Morris has raised $73,692 so far, including $29,817 during the past three months. That’s double what he raised in the second quarter. But he loaned himself an even larger sum: $41,345 since July and $98,104 total since the start of the campaign.
The Democrat has spent $153,825 so far this race.
With a larger political machine behind him, Nunnelee has amassed more than $1.6 million during the same time, of which $230,598 came in during the third quarter. That’s about one-third more than he raised in the second quarter.
He has spent roughly $1.5 million so far this race.
Both candidates say voters – not money – ultimately will decide the election. They believe north Mississippi residents care more about issues like the economy, health care and gas prices than they do about campaign finances.
But money buys candidates’ time in front of their prospective voters. The more money, the bigger the audience.
Morris has a clear disadvantage in this area, said Marty Wiseman, executive director of Mississippi State University’s John C. Stennis Institute of Government.
“His weakness is obviously the weakness of the Democratic Party and their ability to raise money,” Wiseman said. “If Brad Morris had a strong party backing him and helping him raise money and putting boots on the ground, he would be a pretty serious threat.”
Mississippi Democratic Party Executive Director RIckey Cole disputed that view, saying Morris has enough funds to be competitive in the general election.
“They won’t be counting dollars on Nov. 6,” Cole said. “They’ll be counting votes.”
Campaign finance reports weren’t available on the FEC website for the three minor-party candidates running in the 1st Congressional District U.S. House race: Danny Bedwell of the Libertarian Party; Jimmie Ray Bourland of the Constitution Party and Chris Potts of the Reform Party.
Morris said he knew entering the race he would struggle to match his opponent’s funding levels. To compensate, he’s driving the district to personally deliver his message to as many voters as he can.

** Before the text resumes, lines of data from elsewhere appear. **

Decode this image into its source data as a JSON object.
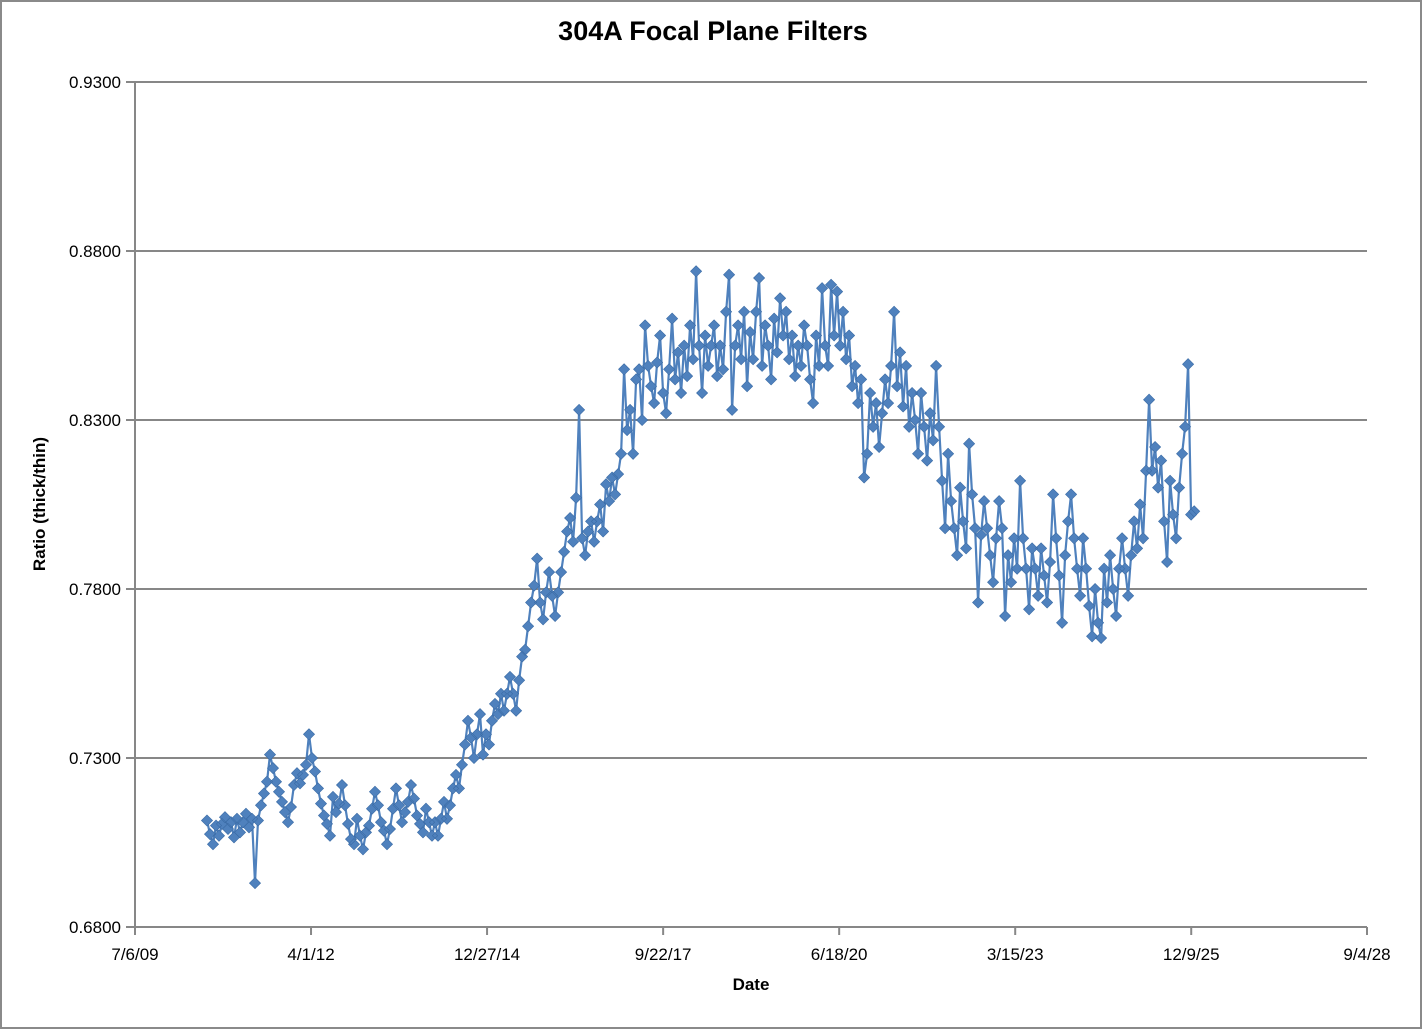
{
  "chart_data": {
    "type": "line",
    "marker": "diamond",
    "title": "304A Focal Plane Filters",
    "xlabel": "Date",
    "ylabel": "Ratio (thick/thin)",
    "grid": "horizontal",
    "legend": "none",
    "ylim": [
      0.68,
      0.93
    ],
    "xlim_years": [
      2009.512,
      2028.675
    ],
    "y_ticks": [
      {
        "label": "0.6800",
        "value": 0.68
      },
      {
        "label": "0.7300",
        "value": 0.73
      },
      {
        "label": "0.7800",
        "value": 0.78
      },
      {
        "label": "0.8300",
        "value": 0.83
      },
      {
        "label": "0.8800",
        "value": 0.88
      },
      {
        "label": "0.9300",
        "value": 0.93
      }
    ],
    "x_ticks": [
      {
        "label": "7/6/09",
        "year": 2009.512
      },
      {
        "label": "4/1/12",
        "year": 2012.25
      },
      {
        "label": "12/27/14",
        "year": 2014.988
      },
      {
        "label": "9/22/17",
        "year": 2017.727
      },
      {
        "label": "6/18/20",
        "year": 2020.465
      },
      {
        "label": "3/15/23",
        "year": 2023.203
      },
      {
        "label": "12/9/25",
        "year": 2025.941
      },
      {
        "label": "9/4/28",
        "year": 2028.675
      }
    ],
    "colors": {
      "series": "#4F81BD",
      "marker_edge": "#3A6BA5",
      "grid": "#878787",
      "axis": "#878787",
      "text": "#000000"
    },
    "series_name": "Ratio (thick/thin)",
    "x_start_year": 2010.632,
    "x_step_years": 0.04667,
    "values": [
      0.7115,
      0.7075,
      0.7045,
      0.71,
      0.707,
      0.7105,
      0.7125,
      0.709,
      0.711,
      0.7065,
      0.712,
      0.708,
      0.711,
      0.7135,
      0.7095,
      0.712,
      0.693,
      0.7115,
      0.716,
      0.7195,
      0.723,
      0.731,
      0.727,
      0.723,
      0.72,
      0.717,
      0.714,
      0.711,
      0.7155,
      0.722,
      0.7255,
      0.7225,
      0.725,
      0.728,
      0.737,
      0.73,
      0.726,
      0.721,
      0.7165,
      0.713,
      0.7105,
      0.707,
      0.7185,
      0.714,
      0.7165,
      0.722,
      0.716,
      0.7105,
      0.706,
      0.7045,
      0.712,
      0.707,
      0.703,
      0.708,
      0.71,
      0.715,
      0.72,
      0.716,
      0.711,
      0.7085,
      0.7045,
      0.709,
      0.715,
      0.721,
      0.716,
      0.711,
      0.714,
      0.717,
      0.722,
      0.718,
      0.713,
      0.7105,
      0.708,
      0.715,
      0.711,
      0.707,
      0.711,
      0.707,
      0.712,
      0.717,
      0.712,
      0.716,
      0.721,
      0.725,
      0.721,
      0.728,
      0.734,
      0.741,
      0.736,
      0.73,
      0.737,
      0.743,
      0.731,
      0.737,
      0.734,
      0.741,
      0.746,
      0.743,
      0.749,
      0.744,
      0.749,
      0.754,
      0.749,
      0.744,
      0.753,
      0.76,
      0.762,
      0.769,
      0.776,
      0.781,
      0.789,
      0.776,
      0.771,
      0.779,
      0.785,
      0.778,
      0.772,
      0.779,
      0.785,
      0.791,
      0.797,
      0.801,
      0.794,
      0.807,
      0.833,
      0.795,
      0.79,
      0.797,
      0.8,
      0.794,
      0.8,
      0.805,
      0.797,
      0.811,
      0.806,
      0.813,
      0.808,
      0.814,
      0.82,
      0.845,
      0.827,
      0.833,
      0.82,
      0.842,
      0.845,
      0.83,
      0.858,
      0.846,
      0.84,
      0.835,
      0.847,
      0.855,
      0.838,
      0.832,
      0.845,
      0.86,
      0.842,
      0.85,
      0.838,
      0.852,
      0.843,
      0.858,
      0.848,
      0.874,
      0.852,
      0.838,
      0.855,
      0.846,
      0.852,
      0.858,
      0.843,
      0.852,
      0.845,
      0.862,
      0.873,
      0.833,
      0.852,
      0.858,
      0.848,
      0.862,
      0.84,
      0.856,
      0.848,
      0.862,
      0.872,
      0.846,
      0.858,
      0.852,
      0.842,
      0.86,
      0.85,
      0.866,
      0.855,
      0.862,
      0.848,
      0.855,
      0.843,
      0.852,
      0.846,
      0.858,
      0.852,
      0.842,
      0.835,
      0.855,
      0.846,
      0.869,
      0.852,
      0.846,
      0.87,
      0.855,
      0.868,
      0.852,
      0.862,
      0.848,
      0.855,
      0.84,
      0.846,
      0.835,
      0.842,
      0.813,
      0.82,
      0.838,
      0.828,
      0.835,
      0.822,
      0.832,
      0.842,
      0.835,
      0.846,
      0.862,
      0.84,
      0.85,
      0.834,
      0.846,
      0.828,
      0.838,
      0.83,
      0.82,
      0.838,
      0.828,
      0.818,
      0.832,
      0.824,
      0.846,
      0.828,
      0.812,
      0.798,
      0.82,
      0.806,
      0.798,
      0.79,
      0.81,
      0.8,
      0.792,
      0.823,
      0.808,
      0.798,
      0.776,
      0.796,
      0.806,
      0.798,
      0.79,
      0.782,
      0.795,
      0.806,
      0.798,
      0.772,
      0.79,
      0.782,
      0.795,
      0.786,
      0.812,
      0.795,
      0.786,
      0.774,
      0.792,
      0.786,
      0.778,
      0.792,
      0.784,
      0.776,
      0.788,
      0.808,
      0.795,
      0.784,
      0.77,
      0.79,
      0.8,
      0.808,
      0.795,
      0.786,
      0.778,
      0.795,
      0.786,
      0.775,
      0.766,
      0.78,
      0.77,
      0.7655,
      0.786,
      0.776,
      0.79,
      0.78,
      0.772,
      0.786,
      0.795,
      0.786,
      0.778,
      0.79,
      0.8,
      0.792,
      0.805,
      0.795,
      0.815,
      0.836,
      0.815,
      0.822,
      0.81,
      0.818,
      0.8,
      0.788,
      0.812,
      0.802,
      0.795,
      0.81,
      0.82,
      0.828,
      0.8465,
      0.802,
      0.803
    ]
  }
}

The Democrat also has failed to reach the funding levels of his former boss, then-U.S. Rep. Travis Childers.
Childers, for whom Morris was chief of staff and campaign manager, had raised nearly eight times as much at this point in his successful 2008 campaign and 22 times as much in his failed 2010 bid.

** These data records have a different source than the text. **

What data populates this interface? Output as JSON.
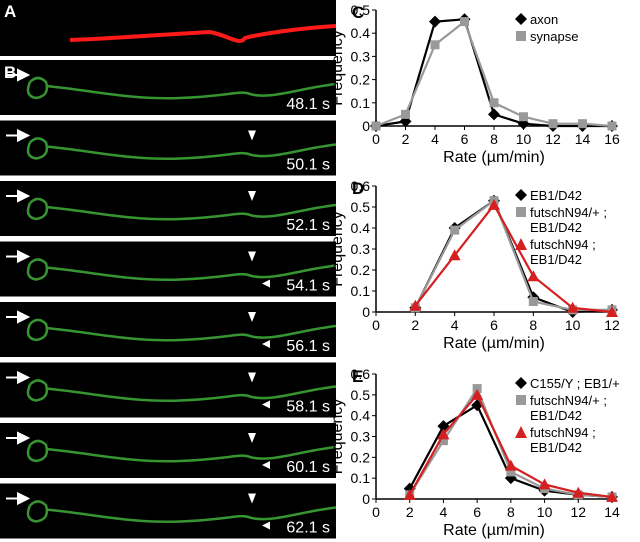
{
  "figure": {
    "panel_labels": [
      "A",
      "B"
    ],
    "timestamps": [
      "48.1 s",
      "50.1 s",
      "52.1 s",
      "54.1 s",
      "56.1 s",
      "58.1 s",
      "60.1 s",
      "62.1 s"
    ]
  },
  "chart_data": [
    {
      "type": "line",
      "panel_label": "C",
      "xlabel": "Rate (µm/min)",
      "ylabel": "Frequency",
      "x": [
        0,
        2,
        4,
        6,
        8,
        10,
        12,
        14,
        16
      ],
      "xlim": [
        0,
        16
      ],
      "xticks": [
        0,
        2,
        4,
        6,
        8,
        10,
        12,
        14,
        16
      ],
      "ylim": [
        0,
        0.5
      ],
      "yticks": [
        0,
        0.1,
        0.2,
        0.3,
        0.4,
        0.5
      ],
      "legend": "upper right",
      "series": [
        {
          "name": "axon",
          "color": "#000000",
          "marker": "diamond",
          "values": [
            0,
            0.02,
            0.45,
            0.46,
            0.05,
            0.01,
            0,
            0,
            0
          ]
        },
        {
          "name": "synapse",
          "color": "#999999",
          "marker": "square",
          "values": [
            0,
            0.05,
            0.35,
            0.45,
            0.1,
            0.04,
            0.01,
            0.01,
            0
          ]
        }
      ]
    },
    {
      "type": "line",
      "panel_label": "D",
      "xlabel": "Rate (µm/min)",
      "ylabel": "Frequency",
      "x": [
        2,
        4,
        6,
        8,
        10,
        12
      ],
      "xlim": [
        0,
        12
      ],
      "xticks": [
        0,
        2,
        4,
        6,
        8,
        10,
        12
      ],
      "ylim": [
        0,
        0.6
      ],
      "yticks": [
        0,
        0.1,
        0.2,
        0.3,
        0.4,
        0.5,
        0.6
      ],
      "legend": "upper right",
      "series": [
        {
          "name": "EB1/D42",
          "color": "#000000",
          "marker": "diamond",
          "values": [
            0.02,
            0.4,
            0.53,
            0.07,
            0,
            0.01
          ]
        },
        {
          "name": "futschN94/+ ; EB1/D42",
          "color": "#999999",
          "marker": "square",
          "values": [
            0.02,
            0.39,
            0.53,
            0.05,
            0.01,
            0.01
          ]
        },
        {
          "name": "futschN94 ; EB1/D42",
          "color": "#d42020",
          "marker": "triangle",
          "values": [
            0.03,
            0.27,
            0.51,
            0.17,
            0.02,
            0
          ]
        }
      ]
    },
    {
      "type": "line",
      "panel_label": "E",
      "xlabel": "Rate (µm/min)",
      "ylabel": "Frequency",
      "x": [
        2,
        4,
        6,
        8,
        10,
        12,
        14
      ],
      "xlim": [
        0,
        14
      ],
      "xticks": [
        0,
        2,
        4,
        6,
        8,
        10,
        12,
        14
      ],
      "ylim": [
        0,
        0.6
      ],
      "yticks": [
        0,
        0.1,
        0.2,
        0.3,
        0.4,
        0.5,
        0.6
      ],
      "legend": "upper right",
      "series": [
        {
          "name": "C155/Y ; EB1/+",
          "color": "#000000",
          "marker": "diamond",
          "values": [
            0.05,
            0.35,
            0.45,
            0.1,
            0.04,
            0.02,
            0.01
          ]
        },
        {
          "name": "futschN94/+ ; EB1/D42",
          "color": "#999999",
          "marker": "square",
          "values": [
            0.02,
            0.28,
            0.53,
            0.13,
            0.05,
            0.02,
            0.01
          ]
        },
        {
          "name": "futschN94 ; EB1/D42",
          "color": "#d42020",
          "marker": "triangle",
          "values": [
            0.02,
            0.31,
            0.5,
            0.16,
            0.07,
            0.03,
            0.01
          ]
        }
      ]
    }
  ]
}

Childers lost to Nunnelee, who had nearly matched his war chest that year even though it was his first run for congressional office.
Now an incumbent, Nunnelee has raised even more, though he’s still about $25,000 shy of Childers’ fundraising efforts at this point two years ago.
Thirty-eight percent of the Republican’s contributions in the third quarter came from political action committees, including those established by Halliburton, Mississippi Power Co. and Wendy’s.
The rest came from individual donors, most of them Mississippi residents.
Morris got 17 percent of his contributions in the third quarter from PACs versus 83 percent from individuals.
The top contribution received by each candidate was $5,000.